Takata Problems Force Recall of Ford Ranger (No, Not That One - the Old One)
Ford is recalling the Ranger. No, not the one they’re likely to show on stage at Detroit in about a month’s time. Rather, they’re calling back nearly 400,000 of the old Rangers. You know, the ones they stopped producing way back in the, uh, wow, 2012 model year.
In fact, the recalled units stem from much further back than that, with the company saying it will replace the airbags in 391,394 units of the 2004 through 2006 model-year Ford Ranger. Yes, Virginia, this is another problem related to Takata airbags.
Plus, we just wanted an excuse to run a photo of the old Ford Ranger.
The recalls cover driver and passenger airbag inflators in a select number of ’04-‘06 Ford Ranger pickups. Mazda B-Series trucks made by Ford are affected as well.

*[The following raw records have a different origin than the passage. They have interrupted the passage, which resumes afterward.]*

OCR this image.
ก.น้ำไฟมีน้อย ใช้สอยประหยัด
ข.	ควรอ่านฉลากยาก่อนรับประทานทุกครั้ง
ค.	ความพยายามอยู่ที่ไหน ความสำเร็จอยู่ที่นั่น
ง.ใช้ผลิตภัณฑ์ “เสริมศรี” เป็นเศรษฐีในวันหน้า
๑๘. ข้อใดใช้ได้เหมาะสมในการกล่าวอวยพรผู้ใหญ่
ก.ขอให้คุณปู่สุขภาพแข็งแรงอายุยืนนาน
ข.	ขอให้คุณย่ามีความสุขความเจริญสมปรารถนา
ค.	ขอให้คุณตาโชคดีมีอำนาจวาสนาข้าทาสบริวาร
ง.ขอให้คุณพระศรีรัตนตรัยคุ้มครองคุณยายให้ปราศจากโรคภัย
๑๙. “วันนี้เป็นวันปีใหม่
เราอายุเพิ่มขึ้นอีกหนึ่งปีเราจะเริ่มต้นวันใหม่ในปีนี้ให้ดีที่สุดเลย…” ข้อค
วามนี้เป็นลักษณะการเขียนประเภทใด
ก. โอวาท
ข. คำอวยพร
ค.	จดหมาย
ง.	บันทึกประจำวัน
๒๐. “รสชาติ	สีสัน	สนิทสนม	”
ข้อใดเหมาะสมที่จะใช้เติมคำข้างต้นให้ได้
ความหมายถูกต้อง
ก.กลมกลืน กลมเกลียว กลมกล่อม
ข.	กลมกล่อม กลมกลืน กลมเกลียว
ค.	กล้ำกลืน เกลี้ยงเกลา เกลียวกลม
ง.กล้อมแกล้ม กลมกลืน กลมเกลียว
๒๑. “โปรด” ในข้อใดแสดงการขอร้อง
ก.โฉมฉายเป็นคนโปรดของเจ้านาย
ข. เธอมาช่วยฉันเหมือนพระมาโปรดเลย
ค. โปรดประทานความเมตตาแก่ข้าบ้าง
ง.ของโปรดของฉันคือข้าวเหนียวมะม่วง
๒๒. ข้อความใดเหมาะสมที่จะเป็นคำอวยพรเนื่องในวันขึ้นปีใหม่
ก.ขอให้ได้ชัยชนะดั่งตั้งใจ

Takata used ammonium nitrate to create the bang to inflate its airbags. The problem with this approach is that the chemical can deteriorate over time. In some cases, the chemical can burn too fast when activated in a crash, blowing apart a metal canister and potentially hurling hot shrapnel in the faces of vehicle occupants.
It’s not the first time these particular trucks have been recalled for this same issue. The pickups were summoned back to dealers in 2015 and 2016 to replace inflators with newer ones as a stopgap measure. Under the latest recalls, inflators will be swapped for ones that don’t use ammonium nitrate.
The recall of 14-year-old pickup trucks bends this author’s brain. Most of these machines have gently returned to the earth in the form of fine iron oxide filings in this part of the country, while many others have simply endured a lifetime of hard work and long been discarded into the unflinching jaws of The Crusher. Of the 391,394 trucks covered in this recall, your humble author would love to know the exact number that actually get shiny new inflators.
Nevertheless, safety considerations reign, as they well should. These trucks are still on the road, particularly in parts of the nation where weather patterns are kinder to the longevity of vehicles. A death in South Carolina relating to this problem in the Ranger has been reported by the NHTSA.
Notifications will be sent later this month to owners of affected Ford Rangers.
[Images: Ford Motor Company]
Broo on Dec 23, 2017
In eastern Canada, Rangers are still very common on the road, and many are still used as company work vehicles. I guess it's the right size combined with the right price. Sure, it was outdated, but at that price many buyers were willing to overlook this. It was still a new truck. I do have a '06 single cab with 7' bed. I bought in 2010. Both airbags recalls have been done, looks like it'll need to visit the Ford dealer again in the coming months.